Of course the gun is stabilized on modern tanks, as well as the sights.

The trouble is that while both the gun and sights may be stabilized, the gunner is not stabilized. He is getting banged around and his teeth jarred out of his skull as he tries to keep the gun on target.

Add to that, he has a sensitive part of his body (his eye) up against the vibrating, bouncing and hitting eyepiece to aim and fire the main gun. Black eyes can be attained in this manner!

Hit a big hole, drive across a plowed field, or suffer the tank giving a lurch with a sudden jarring, banging, crash to the bottom of a ditch or some other obstacle that the gunner didnt see comming because he had the gun over the rear deck looking for a following target, and severe injuries can be had.

And this is common when one rides in an armored vehicle. They dont always opperate on flat, paved, smooth surfaces.

They will hurt you. They will beat you to death, stuff will fly out of storage compartments and cubby holes and fall on you, hatches will suddenly bang down on your fingers if the locking pins are left out and you hit a hole, etc etc. So, stabilized guns and sights do not always mean that a tank can shoot as accurately on the move as sitting still.

They can indeed get very good hits while moving on a tank range, which is usually a well maintained gravel road. But, it is still better shooting to be sitting still than driving pell mell through trees or over boulders, or crossing ditches while trying to shoot something hundreds of yards downrange while the tank is pitched up, down, or sideways at a severe angle and the gunner is trying to keep from sliding out of his seat. Stabilizers have thier limits, as does the human endurance of the gunners...

At least that is how it was done in the old days. Maybe modern gunnery sights are better for the gunner to use?

As to the best tank of WWII, I would have to say the T-34. It had room to grow and be upgraded, like the T-34/85 for example. It was easy to service or repair, it was rugged and reliable, had good armor and gun, and everything worked on it.

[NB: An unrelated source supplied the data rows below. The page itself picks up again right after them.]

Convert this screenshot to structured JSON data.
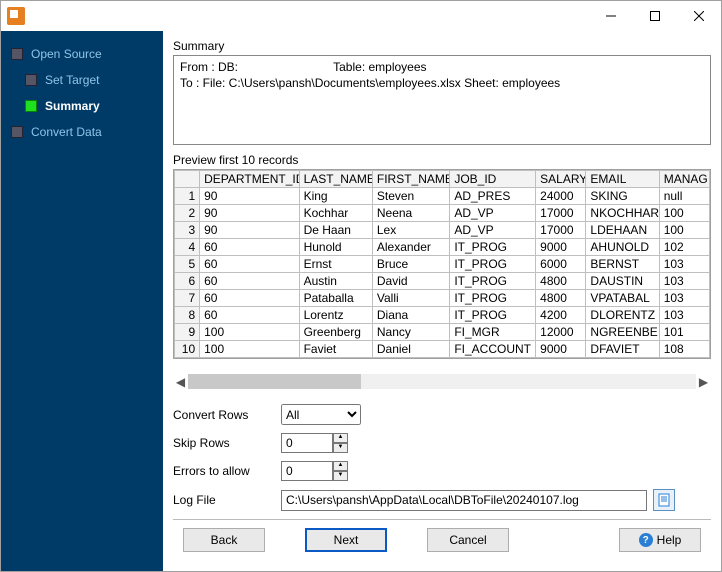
{
  "nav": [
    {
      "label": "Open Source",
      "active": false
    },
    {
      "label": "Set Target",
      "active": false
    },
    {
      "label": "Summary",
      "active": true
    },
    {
      "label": "Convert Data",
      "active": false
    }
  ],
  "summary": {
    "section_label": "Summary",
    "line1_prefix": "From : DB:",
    "line1_table": "Table: employees",
    "line2": "To : File: C:\\Users\\pansh\\Documents\\employees.xlsx Sheet: employees"
  },
  "preview": {
    "label": "Preview first 10 records",
    "columns": [
      "DEPARTMENT_ID",
      "LAST_NAME",
      "FIRST_NAME",
      "JOB_ID",
      "SALARY",
      "EMAIL",
      "MANAG"
    ],
    "rows": [
      [
        "90",
        "King",
        "Steven",
        "AD_PRES",
        "24000",
        "SKING",
        "null"
      ],
      [
        "90",
        "Kochhar",
        "Neena",
        "AD_VP",
        "17000",
        "NKOCHHAR",
        "100"
      ],
      [
        "90",
        "De Haan",
        "Lex",
        "AD_VP",
        "17000",
        "LDEHAAN",
        "100"
      ],
      [
        "60",
        "Hunold",
        "Alexander",
        "IT_PROG",
        "9000",
        "AHUNOLD",
        "102"
      ],
      [
        "60",
        "Ernst",
        "Bruce",
        "IT_PROG",
        "6000",
        "BERNST",
        "103"
      ],
      [
        "60",
        "Austin",
        "David",
        "IT_PROG",
        "4800",
        "DAUSTIN",
        "103"
      ],
      [
        "60",
        "Pataballa",
        "Valli",
        "IT_PROG",
        "4800",
        "VPATABAL",
        "103"
      ],
      [
        "60",
        "Lorentz",
        "Diana",
        "IT_PROG",
        "4200",
        "DLORENTZ",
        "103"
      ],
      [
        "100",
        "Greenberg",
        "Nancy",
        "FI_MGR",
        "12000",
        "NGREENBE",
        "101"
      ],
      [
        "100",
        "Faviet",
        "Daniel",
        "FI_ACCOUNT",
        "9000",
        "DFAVIET",
        "108"
      ]
    ]
  },
  "form": {
    "convert_rows_label": "Convert Rows",
    "convert_rows_value": "All",
    "skip_rows_label": "Skip Rows",
    "skip_rows_value": "0",
    "errors_label": "Errors to allow",
    "errors_value": "0",
    "log_label": "Log File",
    "log_value": "C:\\Users\\pansh\\AppData\\Local\\DBToFile\\20240107.log"
  },
  "footer": {
    "back": "Back",
    "next": "Next",
    "cancel": "Cancel",
    "help": "Help"
  }
}
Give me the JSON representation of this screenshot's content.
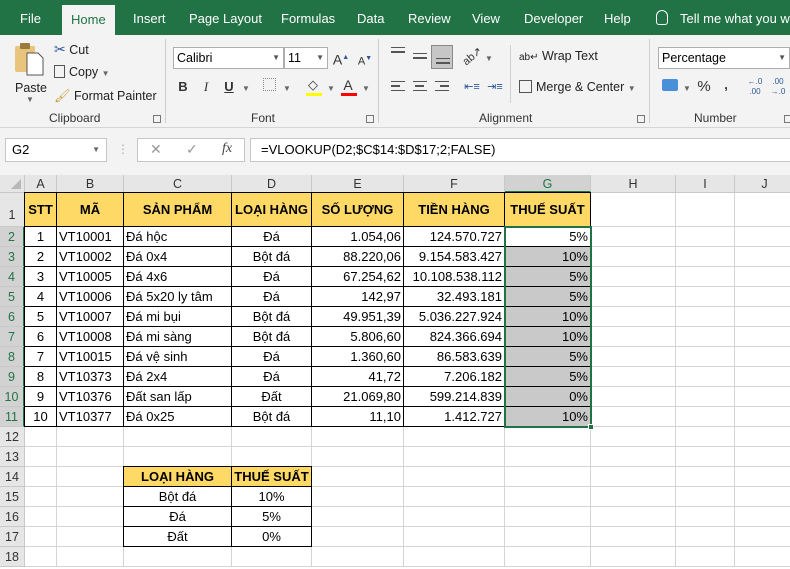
{
  "tabs": [
    {
      "label": "File",
      "active": false
    },
    {
      "label": "Home",
      "active": true
    },
    {
      "label": "Insert",
      "active": false
    },
    {
      "label": "Page Layout",
      "active": false
    },
    {
      "label": "Formulas",
      "active": false
    },
    {
      "label": "Data",
      "active": false
    },
    {
      "label": "Review",
      "active": false
    },
    {
      "label": "View",
      "active": false
    },
    {
      "label": "Developer",
      "active": false
    },
    {
      "label": "Help",
      "active": false
    }
  ],
  "tell_me": "Tell me what you want to do",
  "ribbon": {
    "clipboard": {
      "paste": "Paste",
      "cut": "Cut",
      "copy": "Copy",
      "format_painter": "Format Painter",
      "label": "Clipboard"
    },
    "font": {
      "font_name": "Calibri",
      "font_size": "11",
      "bold": "B",
      "italic": "I",
      "underline": "U",
      "grow": "A",
      "shrink": "A",
      "font_color": "A",
      "label": "Font",
      "fill_color": "#ffff00",
      "text_color": "#ff0000"
    },
    "alignment": {
      "wrap_text": "Wrap Text",
      "merge_center": "Merge & Center",
      "label": "Alignment"
    },
    "number": {
      "format": "Percentage",
      "percent": "%",
      "comma": ",",
      "inc_decimal": "←.0 .00",
      "dec_decimal": ".00 →.0",
      "label": "Number"
    }
  },
  "formula_bar": {
    "name_box": "G2",
    "cancel": "✕",
    "enter": "✓",
    "fx": "fx",
    "formula": "=VLOOKUP(D2;$C$14:$D$17;2;FALSE)"
  },
  "sheet": {
    "columns": [
      "A",
      "B",
      "C",
      "D",
      "E",
      "F",
      "G",
      "H",
      "I",
      "J"
    ],
    "selected_column": "G",
    "rows": [
      "1",
      "2",
      "3",
      "4",
      "5",
      "6",
      "7",
      "8",
      "9",
      "10",
      "11",
      "12",
      "13",
      "14",
      "15",
      "16",
      "17",
      "18"
    ],
    "main_table": {
      "headers": [
        "STT",
        "MÃ",
        "SẢN PHẨM",
        "LOẠI HÀNG",
        "SỐ LƯỢNG",
        "TIỀN HÀNG",
        "THUẾ SUẤT"
      ],
      "rows": [
        [
          "1",
          "VT10001",
          "Đá hộc",
          "Đá",
          "1.054,06",
          "124.570.727",
          "5%"
        ],
        [
          "2",
          "VT10002",
          "Đá 0x4",
          "Bột đá",
          "88.220,06",
          "9.154.583.427",
          "10%"
        ],
        [
          "3",
          "VT10005",
          "Đá 4x6",
          "Đá",
          "67.254,62",
          "10.108.538.112",
          "5%"
        ],
        [
          "4",
          "VT10006",
          "Đá 5x20 ly tâm",
          "Đá",
          "142,97",
          "32.493.181",
          "5%"
        ],
        [
          "5",
          "VT10007",
          "Đá mi bụi",
          "Bột đá",
          "49.951,39",
          "5.036.227.924",
          "10%"
        ],
        [
          "6",
          "VT10008",
          "Đá mi sàng",
          "Bột đá",
          "5.806,60",
          "824.366.694",
          "10%"
        ],
        [
          "7",
          "VT10015",
          "Đá vệ sinh",
          "Đá",
          "1.360,60",
          "86.583.639",
          "5%"
        ],
        [
          "8",
          "VT10373",
          "Đá 2x4",
          "Đá",
          "41,72",
          "7.206.182",
          "5%"
        ],
        [
          "9",
          "VT10376",
          "Đất san lấp",
          "Đất",
          "21.069,80",
          "599.214.839",
          "0%"
        ],
        [
          "10",
          "VT10377",
          "Đá 0x25",
          "Bột đá",
          "11,10",
          "1.412.727",
          "10%"
        ]
      ]
    },
    "lookup_table": {
      "headers": [
        "LOẠI HÀNG",
        "THUẾ SUẤT"
      ],
      "rows": [
        [
          "Bột đá",
          "10%"
        ],
        [
          "Đá",
          "5%"
        ],
        [
          "Đất",
          "0%"
        ]
      ]
    },
    "colors": {
      "header_fill": "#ffd966",
      "selection": "#217346",
      "selected_fill": "#c9c9c9"
    }
  }
}
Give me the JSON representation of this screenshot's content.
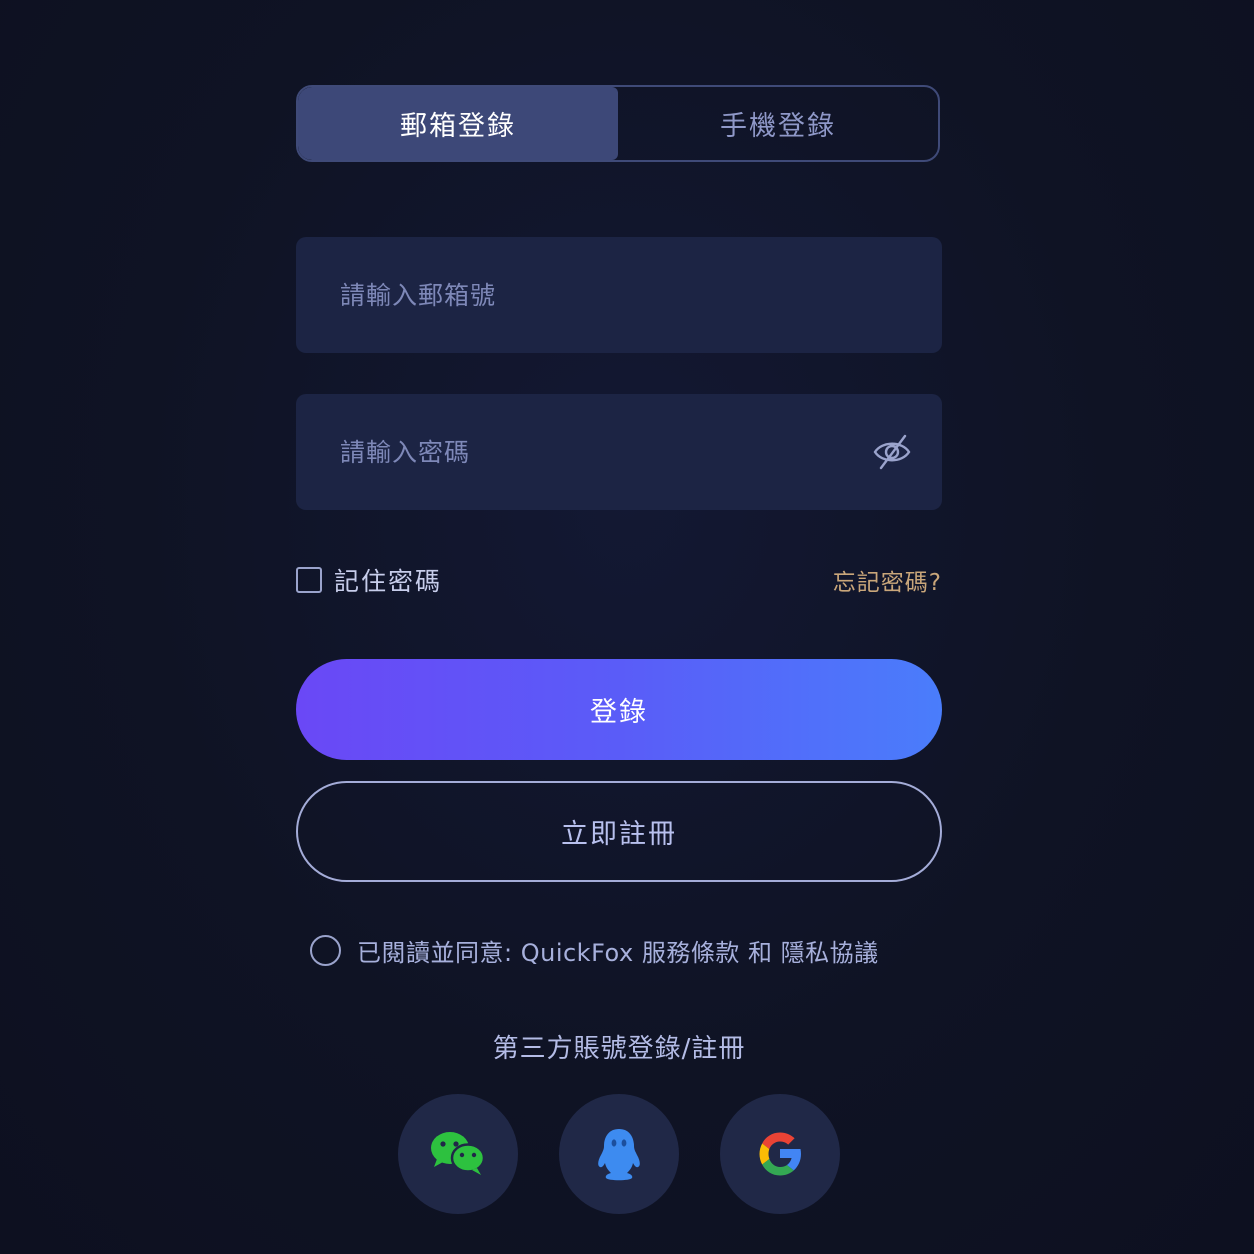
{
  "tabs": {
    "email_label": "郵箱登錄",
    "phone_label": "手機登錄"
  },
  "email_field": {
    "placeholder": "請輸入郵箱號",
    "value": ""
  },
  "password_field": {
    "placeholder": "請輸入密碼",
    "value": "",
    "toggle_icon": "eye-hidden-icon"
  },
  "remember": {
    "label": "記住密碼",
    "checked": false
  },
  "forgot_label": "忘記密碼?",
  "login_button": "登錄",
  "register_button": "立即註冊",
  "agreement": {
    "prefix": "已閱讀並同意: QuickFox",
    "terms": "服務條款",
    "and": "和",
    "privacy": "隱私協議",
    "checked": false
  },
  "third_party": {
    "title": "第三方賬號登錄/註冊",
    "providers": [
      {
        "icon": "wechat-icon",
        "color": "#2dc13f"
      },
      {
        "icon": "qq-icon",
        "color": "#3d8bf0"
      },
      {
        "icon": "google-icon",
        "color": "#4285f4"
      }
    ]
  },
  "colors": {
    "background": "#0f1324",
    "field": "#1c2444",
    "accent_start": "#6a48f6",
    "accent_end": "#4a7dfb",
    "forgot": "#c9a67a"
  }
}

The Sherman had only some of these traits. It was reliable and easy to service, but the gun and armor were lacking greatly.
The German tanks (all of them) were harder to repair and service (change a roadwheel on a Tiger or Panther) and thus they came up lacking here.

The T-34 was the best overall tank of WWII, and it was the overall part of it that determined how the fighting went.

Last edited by Richard Stanbery; January 14th, 2010 at 08:06 PM.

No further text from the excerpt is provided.